A study examining the gene expression changes that occur in insulin-producing pancreatic cells during type 2 diabetes progression is published in Nature Metabolism this week, providing new insights that could lead to biomarkers of the disease. Type 2 diabetes occurs when pancreatic islet beta cells can no long produce enough insulin to match a patient's insulin sensitivity, but the pathogenesis of beta-cell dysfunction in the disease is unclear. To gain better understanding, a team led by researchers from the Swiss Institute of Bioinformatics and the University of Dresden performed a comprehensive multi-omics analysis of surgically sampled pancreatic islets from living human donors who range from having normal glycemic regulation to type 2 diabetes. They found that people with diabetes display remarkably more heterogeneous transcriptomic and proteomic profiles versus those without diabetes. The investigators also observed a progressive, but disharmonic, remodeling of mature beta cells over the progression to type 2 diabetes, contrary to current hypotheses of linear trajectories toward precursor or transdifferentiation stages in the disease. The team also defines the relative importance of gene co-expression modules and lipids that are associated with hemoglobin A1c levels, which could be used to develop prognostic markers.
A portable, PCR-based assay for rapid, multiplexed DNA detection with high specificity is reported in Nature Biomedical Engineering this week. While technologies exist for DNA detection, they tend to be limited either in terms of multiplexing, turnaround times, quantification accuracy, or specificity for single-nucleotide differences. In their report, scientists from Rice University describe a novel battery-powered PCR assay that is performed in a toroidal convection chamber housing a microarray of fluorescently quenched oligonucleotide probes, allowing for the quantification of multiple DNA targets with single-nucleotide discrimination. The system performs real-time detection and quantification of DNA in less than 30 minutes, they write, with a quantitative dynamic range over four logs and a limit of detection of under ten genomic DNA. "We believe that the ability of toroidal PCR to rapidly and simultaneously detect and quantify many different nucleic acid markers positions it well as a system for performing complex DNA and RNA diagnostics in settings convenient to the patient," the researchers write.

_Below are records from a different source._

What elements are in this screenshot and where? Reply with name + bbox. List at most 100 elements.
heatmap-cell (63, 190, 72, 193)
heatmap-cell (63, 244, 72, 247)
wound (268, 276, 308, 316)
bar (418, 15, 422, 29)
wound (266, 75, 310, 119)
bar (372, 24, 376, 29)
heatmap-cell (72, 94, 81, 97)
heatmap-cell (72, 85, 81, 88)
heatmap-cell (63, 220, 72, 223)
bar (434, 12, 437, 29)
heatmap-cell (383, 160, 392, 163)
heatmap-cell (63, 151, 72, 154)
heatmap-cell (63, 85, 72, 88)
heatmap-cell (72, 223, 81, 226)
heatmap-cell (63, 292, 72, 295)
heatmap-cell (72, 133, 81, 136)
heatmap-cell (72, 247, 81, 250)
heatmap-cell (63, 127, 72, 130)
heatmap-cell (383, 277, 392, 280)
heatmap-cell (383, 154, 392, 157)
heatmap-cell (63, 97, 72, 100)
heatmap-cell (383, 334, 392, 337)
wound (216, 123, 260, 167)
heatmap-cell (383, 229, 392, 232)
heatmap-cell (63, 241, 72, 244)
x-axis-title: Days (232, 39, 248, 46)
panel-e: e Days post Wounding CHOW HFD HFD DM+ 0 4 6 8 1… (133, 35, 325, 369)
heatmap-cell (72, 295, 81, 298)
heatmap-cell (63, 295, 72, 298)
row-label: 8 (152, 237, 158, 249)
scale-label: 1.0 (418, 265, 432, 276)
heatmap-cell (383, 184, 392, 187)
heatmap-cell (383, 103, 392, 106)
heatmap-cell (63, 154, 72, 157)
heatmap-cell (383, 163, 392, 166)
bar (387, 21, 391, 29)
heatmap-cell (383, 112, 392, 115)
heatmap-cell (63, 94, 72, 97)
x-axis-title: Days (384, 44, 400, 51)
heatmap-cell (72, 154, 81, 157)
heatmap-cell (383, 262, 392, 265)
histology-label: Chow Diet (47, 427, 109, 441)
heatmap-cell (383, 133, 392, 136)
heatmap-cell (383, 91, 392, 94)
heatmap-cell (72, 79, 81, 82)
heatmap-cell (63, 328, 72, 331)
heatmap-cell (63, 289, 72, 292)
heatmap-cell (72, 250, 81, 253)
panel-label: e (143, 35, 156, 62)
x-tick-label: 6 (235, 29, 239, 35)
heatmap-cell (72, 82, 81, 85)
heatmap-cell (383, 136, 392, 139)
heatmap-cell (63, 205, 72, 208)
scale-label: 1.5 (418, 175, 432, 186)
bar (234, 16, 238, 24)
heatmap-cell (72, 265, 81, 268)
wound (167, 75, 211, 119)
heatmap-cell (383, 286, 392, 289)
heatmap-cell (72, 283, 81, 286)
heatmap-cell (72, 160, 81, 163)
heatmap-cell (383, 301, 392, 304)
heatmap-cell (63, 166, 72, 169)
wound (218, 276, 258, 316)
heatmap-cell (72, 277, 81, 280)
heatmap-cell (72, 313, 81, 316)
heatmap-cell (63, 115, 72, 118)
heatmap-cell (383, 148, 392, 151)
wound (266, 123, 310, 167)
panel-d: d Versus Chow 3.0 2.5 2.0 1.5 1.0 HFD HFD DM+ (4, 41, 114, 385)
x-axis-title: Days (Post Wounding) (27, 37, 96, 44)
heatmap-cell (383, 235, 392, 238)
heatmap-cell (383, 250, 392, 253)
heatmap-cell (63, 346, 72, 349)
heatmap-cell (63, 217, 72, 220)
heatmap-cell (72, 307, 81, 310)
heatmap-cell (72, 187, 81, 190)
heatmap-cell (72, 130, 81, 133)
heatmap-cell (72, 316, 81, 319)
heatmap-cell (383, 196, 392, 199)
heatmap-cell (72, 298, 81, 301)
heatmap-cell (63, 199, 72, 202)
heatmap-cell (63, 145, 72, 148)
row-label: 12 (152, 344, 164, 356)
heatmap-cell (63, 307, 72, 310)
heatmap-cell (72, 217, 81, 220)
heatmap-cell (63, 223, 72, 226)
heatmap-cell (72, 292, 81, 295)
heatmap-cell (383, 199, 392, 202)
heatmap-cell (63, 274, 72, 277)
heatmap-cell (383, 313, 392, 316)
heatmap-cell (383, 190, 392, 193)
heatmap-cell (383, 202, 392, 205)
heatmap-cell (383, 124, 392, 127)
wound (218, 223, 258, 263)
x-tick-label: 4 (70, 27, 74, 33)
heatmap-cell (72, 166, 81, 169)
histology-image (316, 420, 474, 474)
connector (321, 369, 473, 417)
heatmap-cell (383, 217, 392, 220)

Initial results of the UK Biobank Exome Sequencing Consortium (UKB-ESC) are published in Nature Genetics this week. The UKB-ESC is a partnership between the UK Biobank (UKB) and eight biopharmaceutical companies that aims to sequence the exomes of the roughly 500,000 people participating in the UKB. In the report, consortium members present newly available exome data from 200,643 of the biobank enrollees, including around 10 million exonic variants, which represents a rich resource of rare coding variation that is particularly valuable for drug discovery.